Thursday, May 7, 2009

In a perfect case of what is known here as the “Armenian reality,” Shoghaken played a short concert of sorts for President Serge Sargsyan and his wife and the first lady of Russia, even though a call the night before from the Culture Ministry assured they would be playing at a banquet for the well known Abkhaz conductor Gergiev as well as several classical musicians visiting from Russia. Watching from outside on the sidewalk, as I had been asked to leave the quite small restaurant by one of seemingly dozens of security guards, I saw the president and his wife walk in the restaurant, but wondered where the conductor and musicians were, thinking simple-mindedly that they had slipped in through another entrance, or while I was talking to or being questioned by security personnel.

After an hour or so had passed, Shoghaken members left the restaurant, located on the edge of the Cascade in downtown Yerevan, holding their instruments and smiling but with shocked looks on their faces. Still unaware of anything unusual, I asked how the concert had gone, and they laughed, saying the room was so small they were told to play quietly so as not to disturb the small presidential party, until they were asked to leave for “security reasons.” They also said that the restaurant owner continually apologized, as he hadn’t been told that eight musicians were going to perform, and that he had no place for them to change into their costumes, thus their changing in places I won’t mention…

While still waiting outside for the musicians, I sat down at a sidewalk coffee shop and ordered a glass of berry juice, when I saw a painter who I knew had just returned from an exhibition in Europe. After talking about his exhibition, the talk turned to his family:

“My oldest son just finished his army duty. My youngest son is serving in Vardenis, and still has a year to go. All I can say is, from what they tell me, is that it’s understandable why many of our youth enter the army with all the right patriotic feelings, but when they’re done serving, they leave the country, disillusioned.

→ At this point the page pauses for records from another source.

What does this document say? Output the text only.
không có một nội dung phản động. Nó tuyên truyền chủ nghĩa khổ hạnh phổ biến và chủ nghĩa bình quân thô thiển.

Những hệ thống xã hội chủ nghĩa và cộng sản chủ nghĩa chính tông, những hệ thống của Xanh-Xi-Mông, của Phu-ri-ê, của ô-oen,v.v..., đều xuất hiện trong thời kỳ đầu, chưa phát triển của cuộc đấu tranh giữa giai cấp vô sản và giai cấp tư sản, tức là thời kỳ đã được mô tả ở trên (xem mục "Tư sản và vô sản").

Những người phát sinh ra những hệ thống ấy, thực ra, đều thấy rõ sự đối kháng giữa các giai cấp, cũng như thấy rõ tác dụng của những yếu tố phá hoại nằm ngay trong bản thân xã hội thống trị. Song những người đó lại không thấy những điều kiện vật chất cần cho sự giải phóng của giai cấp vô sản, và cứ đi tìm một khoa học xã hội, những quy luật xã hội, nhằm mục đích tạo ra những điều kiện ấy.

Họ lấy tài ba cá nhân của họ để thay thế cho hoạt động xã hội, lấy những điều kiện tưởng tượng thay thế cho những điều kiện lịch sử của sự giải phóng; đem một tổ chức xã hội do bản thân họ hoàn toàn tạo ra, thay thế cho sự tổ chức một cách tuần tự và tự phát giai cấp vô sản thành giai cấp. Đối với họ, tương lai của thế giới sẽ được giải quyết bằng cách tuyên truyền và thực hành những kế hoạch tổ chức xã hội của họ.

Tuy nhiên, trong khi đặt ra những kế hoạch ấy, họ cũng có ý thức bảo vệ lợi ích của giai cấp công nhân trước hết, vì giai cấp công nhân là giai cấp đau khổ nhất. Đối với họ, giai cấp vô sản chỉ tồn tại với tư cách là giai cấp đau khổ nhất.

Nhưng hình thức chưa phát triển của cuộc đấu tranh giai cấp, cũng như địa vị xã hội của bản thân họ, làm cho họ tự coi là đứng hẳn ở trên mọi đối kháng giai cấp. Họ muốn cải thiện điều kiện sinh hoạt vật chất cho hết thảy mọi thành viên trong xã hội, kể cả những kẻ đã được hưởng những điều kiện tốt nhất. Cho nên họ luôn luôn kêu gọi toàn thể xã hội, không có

“They say the food is terrible, not fit for beggars. One of my sons got sick, which isn’t the end of the world, as he got better, but the reason he got sick, pneumonia we think, is that one winter day, when it was minus-20 or so, the commander had the soldiers all line up to check whether their shoes were clean or not, and by the time he got through all of them, the result was that within a couple of days, nine of the soldiers had pneumonia.

“We have to be smarter than this. We’re a small country, and have to use our heads better than this. We don’t have the population the Russians do.”

1 comment:

Unknown said...

Any halfwit knows you do not get the best out of soldiers by beatings or failing to look after their health. If you treat them as cannon fodder, do not expect them to suddenly turn into heros with an initiative!